After finishing my third and final year at university studying my photography degree, I entered into the world of interning and freelancing to gain experience and start earning money. I ended up interning at two different companies – a fashion brand and a photography agency – and after these ended I decided to really make a go with my freelance work. This is when I got approached by the British ‘celebrity’ in question asking me to help out with photography for their retail company.
At the beginning our working relationship was a good one. I would get contacted when a shoot was needed, they would agree to my fee and to pay for transport and everything seemed to be working fine for a few months.
It must have been three months into working with this person that she offered me a part-time job at the company as a product and website photographer in London. Now, to anyone that has been a freelancer that is music to your ears! Regular work = regular payment, however many red flags started to pop-up as the weeks went on.
I needed the security of legal documentation drawn up so I knew where I stood in terms of payment, my hours and what was expected from me.
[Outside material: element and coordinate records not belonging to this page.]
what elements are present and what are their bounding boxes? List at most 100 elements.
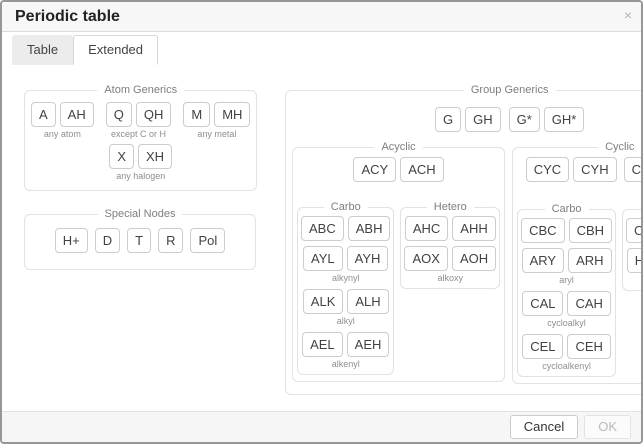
atom-generics-legend: Atom Generics bbox=[97, 84, 184, 96]
button-qh[interactable]: QH bbox=[136, 102, 172, 127]
periodic-table-dialog: Periodic table × TableExtended Atom Gene… bbox=[0, 0, 643, 444]
tab-extended[interactable]: Extended bbox=[73, 35, 158, 65]
ok-button[interactable]: OK bbox=[584, 415, 631, 439]
acyclic-carbo-fieldset: Carbo ABC ABH AYL bbox=[297, 201, 394, 375]
button-ah[interactable]: AH bbox=[60, 102, 94, 127]
cyclic-fieldset: Cyclic CYC CYH CXX bbox=[512, 141, 643, 384]
button-gh[interactable]: GH bbox=[465, 107, 501, 132]
button-cyh[interactable]: CYH bbox=[573, 157, 616, 182]
acyclic-legend: Acyclic bbox=[374, 141, 422, 153]
cancel-button[interactable]: Cancel bbox=[510, 415, 578, 439]
button-cxx[interactable]: CXX bbox=[624, 157, 643, 182]
pair-any-atom: A AH any atom bbox=[31, 102, 94, 140]
button-cel[interactable]: CEL bbox=[522, 334, 563, 359]
button-cyc[interactable]: CYC bbox=[526, 157, 569, 182]
button-ahc[interactable]: AHC bbox=[405, 216, 448, 241]
atom-generics-row-2: X XH any halogen bbox=[31, 144, 250, 186]
button-aoh[interactable]: AOH bbox=[452, 246, 496, 271]
button-abh[interactable]: ABH bbox=[348, 216, 391, 241]
button-alk[interactable]: ALK bbox=[303, 289, 344, 314]
button-arh[interactable]: ARH bbox=[568, 248, 611, 273]
button-ary[interactable]: ARY bbox=[522, 248, 565, 273]
cyclic-carbo-legend: Carbo bbox=[545, 203, 589, 215]
button-cbh[interactable]: CBH bbox=[569, 218, 612, 243]
button-xh[interactable]: XH bbox=[138, 144, 172, 169]
atom-generics-fieldset: Atom Generics A AH any atom Q QH bbox=[24, 84, 257, 191]
button-m[interactable]: M bbox=[183, 102, 210, 127]
button-alh[interactable]: ALH bbox=[347, 289, 388, 314]
caption-cycloalkenyl: cycloalkenyl bbox=[542, 361, 591, 372]
cyclic-hetero-fieldset: Hetero CHC CHH HAR bbox=[622, 203, 643, 291]
tab-table[interactable]: Table bbox=[12, 35, 73, 65]
button-har[interactable]: HAR bbox=[627, 248, 643, 273]
acyclic-carbo-legend: Carbo bbox=[324, 201, 368, 213]
button-a[interactable]: A bbox=[31, 102, 56, 127]
acyclic-fieldset: Acyclic ACY ACH Carbo bbox=[292, 141, 505, 382]
button-ayh[interactable]: AYH bbox=[347, 246, 389, 271]
button-h-plus[interactable]: H+ bbox=[55, 228, 88, 253]
button-g[interactable]: G bbox=[435, 107, 461, 132]
atom-generics-row-1: A AH any atom Q QH except C or H bbox=[31, 102, 250, 144]
group-generics-top-row: G GH G* GH* bbox=[292, 107, 643, 132]
caption-alkynyl: alkynyl bbox=[332, 273, 360, 284]
special-nodes-row: H+ D T R Pol bbox=[31, 228, 249, 253]
tab-bar: TableExtended bbox=[2, 32, 641, 65]
button-ahh[interactable]: AHH bbox=[452, 216, 495, 241]
pair-alkyl: ALK ALH alkyl bbox=[301, 289, 390, 327]
acyclic-hetero-fieldset: Hetero AHC AHH AOX bbox=[400, 201, 500, 289]
caption-alkyl: alkyl bbox=[337, 316, 355, 327]
caption-cycloalkyl: cycloalkyl bbox=[547, 318, 586, 329]
group-generics-columns: Acyclic ACY ACH Carbo bbox=[292, 141, 643, 386]
pair-cbc: CBC CBH bbox=[521, 218, 612, 243]
caption-aryl: aryl bbox=[559, 275, 574, 286]
pair-alkynyl: AYL AYH alkynyl bbox=[301, 246, 390, 284]
button-t[interactable]: T bbox=[127, 228, 151, 253]
special-nodes-fieldset: Special Nodes H+ D T R Pol bbox=[24, 208, 256, 270]
button-q[interactable]: Q bbox=[106, 102, 132, 127]
button-ayl[interactable]: AYL bbox=[303, 246, 343, 271]
close-icon[interactable]: × bbox=[624, 8, 632, 22]
left-column: Atom Generics A AH any atom Q QH bbox=[24, 84, 256, 270]
button-cal[interactable]: CAL bbox=[522, 291, 563, 316]
pair-chc: CHC CHH bbox=[626, 218, 643, 243]
button-acy[interactable]: ACY bbox=[353, 157, 396, 182]
group-generics-legend: Group Generics bbox=[464, 84, 556, 96]
button-ceh[interactable]: CEH bbox=[567, 334, 610, 359]
special-nodes-legend: Special Nodes bbox=[98, 208, 183, 220]
cyclic-carbo-fieldset: Carbo CBC CBH ARY bbox=[517, 203, 616, 377]
button-ach[interactable]: ACH bbox=[400, 157, 443, 182]
button-chc[interactable]: CHC bbox=[626, 218, 643, 243]
button-aox[interactable]: AOX bbox=[404, 246, 447, 271]
caption-alkenyl: alkenyl bbox=[332, 359, 360, 370]
pair-hetero-aryl: HAR HAH hetero aryl bbox=[626, 248, 643, 286]
button-abc[interactable]: ABC bbox=[301, 216, 344, 241]
button-aeh[interactable]: AEH bbox=[347, 332, 390, 357]
button-cbc[interactable]: CBC bbox=[521, 218, 564, 243]
pair-cycloalkenyl: CEL CEH cycloalkenyl bbox=[521, 334, 612, 372]
button-cah[interactable]: CAH bbox=[567, 291, 610, 316]
button-g-star[interactable]: G* bbox=[509, 107, 540, 132]
caption-any-halogen: any halogen bbox=[116, 171, 165, 182]
button-x[interactable]: X bbox=[109, 144, 134, 169]
button-pol[interactable]: Pol bbox=[190, 228, 225, 253]
button-mh[interactable]: MH bbox=[214, 102, 250, 127]
acyclic-top-pair: ACY ACH bbox=[297, 157, 500, 197]
pair-aryl: ARY ARH aryl bbox=[521, 248, 612, 286]
acyclic-subcolumns: Carbo ABC ABH AYL bbox=[297, 201, 500, 375]
dialog-title: Periodic table bbox=[15, 8, 120, 25]
button-ael[interactable]: AEL bbox=[302, 332, 343, 357]
pair-except-c-or-h: Q QH except C or H bbox=[106, 102, 172, 140]
pair-any-metal: M MH any metal bbox=[183, 102, 250, 140]
button-gh-star[interactable]: GH* bbox=[544, 107, 585, 132]
button-r[interactable]: R bbox=[158, 228, 183, 253]
button-d[interactable]: D bbox=[95, 228, 120, 253]
caption-any-metal: any metal bbox=[197, 129, 236, 140]
caption-any-atom: any atom bbox=[44, 129, 81, 140]
pair-no-carbon: CXX CXH no carbon bbox=[624, 157, 643, 195]
caption-except-c-or-h: except C or H bbox=[111, 129, 166, 140]
pair-cycloalkyl: CAL CAH cycloalkyl bbox=[521, 291, 612, 329]
pair-any-halogen: X XH any halogen bbox=[109, 144, 172, 182]
dialog-footer: Cancel OK bbox=[2, 411, 641, 442]
pair-ahc: AHC AHH bbox=[404, 216, 496, 241]
group-generics-fieldset: Group Generics G GH G* GH* Acyclic bbox=[285, 84, 643, 395]
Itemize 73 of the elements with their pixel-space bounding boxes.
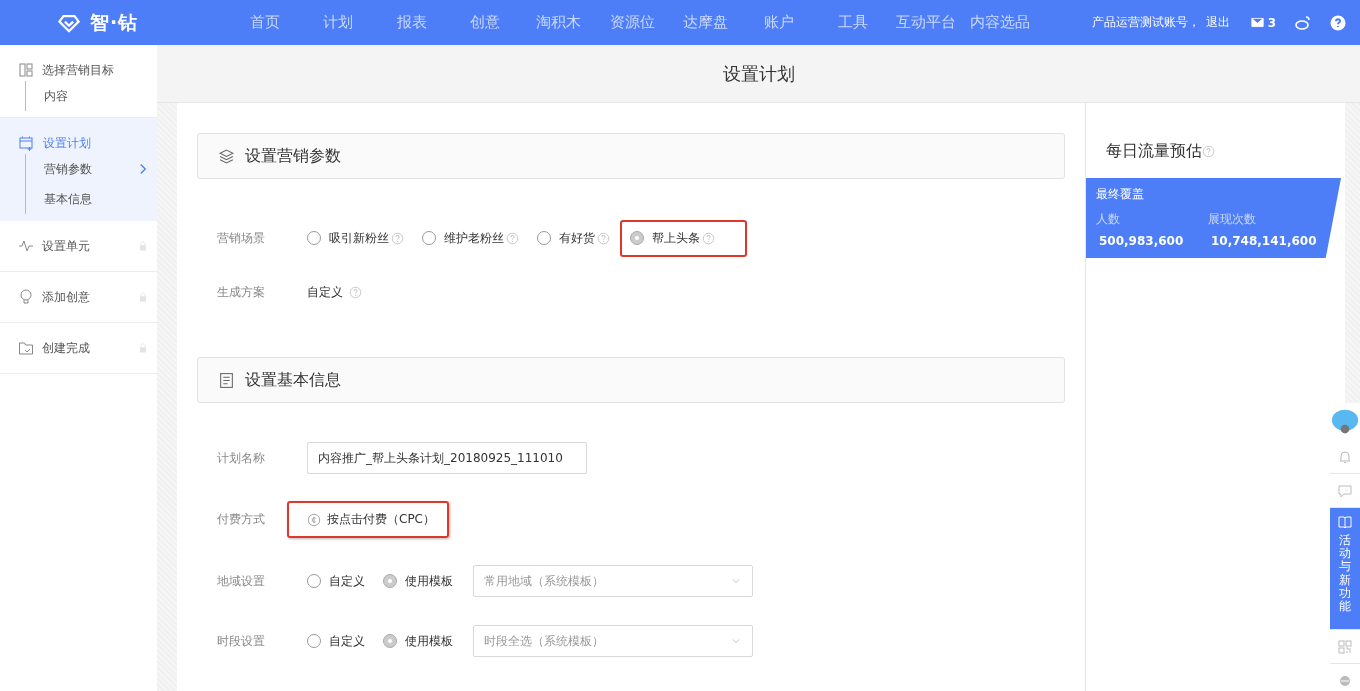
- lock-icon: [137, 291, 149, 303]
- folder-check-icon: [18, 340, 34, 356]
- help-icon: [391, 231, 404, 245]
- radio-option[interactable]: 吸引新粉丝: [307, 229, 404, 247]
- plan-name-input[interactable]: 内容推广_帮上头条计划_20180925_111010: [307, 442, 587, 474]
- help-icon: [702, 231, 715, 245]
- nav-link[interactable]: 首页: [228, 13, 302, 32]
- radio-option[interactable]: 维护老粉丝: [422, 229, 519, 247]
- stat-label: 展现次数: [1208, 211, 1257, 228]
- field-label: 生成方案: [216, 283, 266, 301]
- stat-value: 10,748,141,600: [1210, 234, 1318, 248]
- plan-scheme-value: 自定义: [307, 283, 343, 301]
- feature-button[interactable]: 活动与新功能: [1330, 508, 1360, 630]
- nav-link[interactable]: 资源位: [595, 13, 669, 32]
- section-title: 设置基本信息: [245, 369, 341, 391]
- field-label: 地域设置: [216, 572, 266, 590]
- nav-link[interactable]: 互动平台: [889, 13, 963, 32]
- radio-option[interactable]: 使用模板: [383, 632, 453, 650]
- book-icon: [1337, 514, 1353, 530]
- help-icon: [349, 285, 362, 299]
- help-icon: [506, 231, 519, 245]
- help-icon: [597, 231, 610, 245]
- card-title: 最终覆盖: [1096, 186, 1145, 203]
- logout-link[interactable]: 退出: [1205, 14, 1230, 31]
- grid-icon: [18, 62, 34, 78]
- bulb-icon: [18, 289, 34, 305]
- step-label[interactable]: 添加创意: [42, 288, 129, 306]
- help-icon: [1202, 145, 1215, 158]
- document-icon: [218, 371, 235, 389]
- sub-step-label[interactable]: 内容: [44, 87, 137, 105]
- sub-step-label[interactable]: 基本信息: [44, 190, 137, 208]
- layers-icon: [218, 147, 235, 165]
- coin-icon: [307, 512, 321, 527]
- radio-option[interactable]: 自定义: [307, 632, 365, 650]
- pulse-icon: [18, 238, 34, 254]
- calendar-icon: [18, 135, 35, 151]
- nav-link[interactable]: 淘积木: [522, 13, 596, 32]
- field-label: 付费方式: [216, 511, 266, 528]
- step-label[interactable]: 创建完成: [42, 339, 129, 357]
- field-label: 营销场景: [216, 229, 266, 247]
- template-select[interactable]: 时段全选（系统模板）: [473, 625, 753, 657]
- qr-code-icon: [1337, 638, 1353, 655]
- stat-label: 人数: [1096, 211, 1121, 228]
- highlighted-radio-option[interactable]: 帮上头条: [620, 219, 747, 257]
- chat-icon: [1337, 482, 1353, 499]
- bell-icon: [1337, 448, 1353, 465]
- stat-value: 500,983,600: [1098, 234, 1185, 248]
- help-icon[interactable]: [1330, 14, 1346, 31]
- nav-link[interactable]: 计划: [301, 13, 375, 32]
- nav-link[interactable]: 创意: [448, 13, 522, 32]
- template-select[interactable]: 常用地域（系统模板）: [473, 565, 753, 597]
- step-label[interactable]: 设置计划: [43, 134, 149, 152]
- logo-text: 智·钻: [90, 9, 139, 35]
- payment-method: 按点击付费（CPC）: [287, 501, 449, 538]
- field-label: 计划名称: [216, 449, 266, 467]
- step-label[interactable]: 设置单元: [42, 237, 129, 255]
- account-name: 产品运营测试账号，: [1091, 14, 1200, 31]
- nav-link[interactable]: 报表: [375, 13, 449, 32]
- field-label: 时段设置: [216, 632, 266, 650]
- section-title: 设置营销参数: [245, 145, 341, 167]
- nav-link[interactable]: 账户: [742, 13, 816, 32]
- mail-button[interactable]: 3: [1249, 15, 1276, 30]
- nav-link[interactable]: 工具: [816, 13, 890, 32]
- nav-link[interactable]: 达摩盘: [669, 13, 743, 32]
- radio-option[interactable]: 自定义: [307, 572, 365, 590]
- radio-option[interactable]: 有好货: [537, 229, 610, 247]
- step-label[interactable]: 选择营销目标: [42, 61, 149, 79]
- radio-option[interactable]: 使用模板: [383, 572, 453, 590]
- lock-icon: [137, 342, 149, 354]
- estimate-title: 每日流量预估: [1106, 141, 1202, 162]
- sub-step-label[interactable]: 营销参数: [44, 160, 137, 178]
- lock-icon: [137, 240, 149, 252]
- nav-link[interactable]: 内容选品: [963, 13, 1037, 32]
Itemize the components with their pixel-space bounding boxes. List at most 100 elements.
I expected this to be no problem and an easy process seeing as she had been running the business for quite some time and had other girls employed by her. However after 4 weeks I still hadn’t received any paperwork and the excuses kept coming. I was getting paid however she was asking more and more of me which was not what we originally spoke about. If you know me in person you know I despise confrontation and will avoid situations which could result in a disagreement, so I buried my head.
The final straw for me was when I got completely disrespected and I left the office with my belongings never to return. Alongside taking photographs for the website and products for the company, I had been roped into doing a couple of shoots for the woman in question for her social media. I didn’t particularly mind as these were pretty casual and would take an hour at most. One afternoon I was sent a very blunt email from her telling me to cancel all other shoot plans for the website that day as she needed me to shoot her for a magazine article. I was firstly taken aback at the rude nature of the email and also because this shoot had nothing to do with the company whatsoever. I had two options – do the shoot to add to my portfolio but receive no extra compensation, or say no and stand up for myself as for a shoot like that I would require extra payment and would take a lot of time. I turned the shoot down, told her I couldn’t do it and that did not go down well at all.
I got an instant reply back stating I had to do what she said, I was her employee and what she says goes. Obviously I felt utterly disrespected and furious that this woman thought she owned me! As creatives we sadly get used to people trying to take advantage of our services, and I wasn’t going to let it happen on this occasion. My first reaction was to get teary eyed and not know what to do. I had taken a massive leap in standing up for myself which ultimately ended up with me being at the brunt of angry emails which at the time felt bloody awful, however now I know it was the right thing to do. I snapped my Mac shut with angry tears in my eyes and left the office for good. Seeing as she had never sorted the paper work I had no reason to give any notice.
Me being me, I felt so guilty the day after for just upping and leaving, however I do not accept being spoken to like that, whether you are a ‘celebrity’ or not. That is the day I got my business back-bone and from then on I know my worth, I know how I should be treated and now realise how important it is to not to jump straight in to an opportunity without considering it properly. It is hard to turn down jobs however if it doesn’t suit your ethics or they don’t have the budget you require it is ok to say no.
SUMMARY – Know when to say no and don’t be a bitch as one day someone may write about their experience with you for others to read.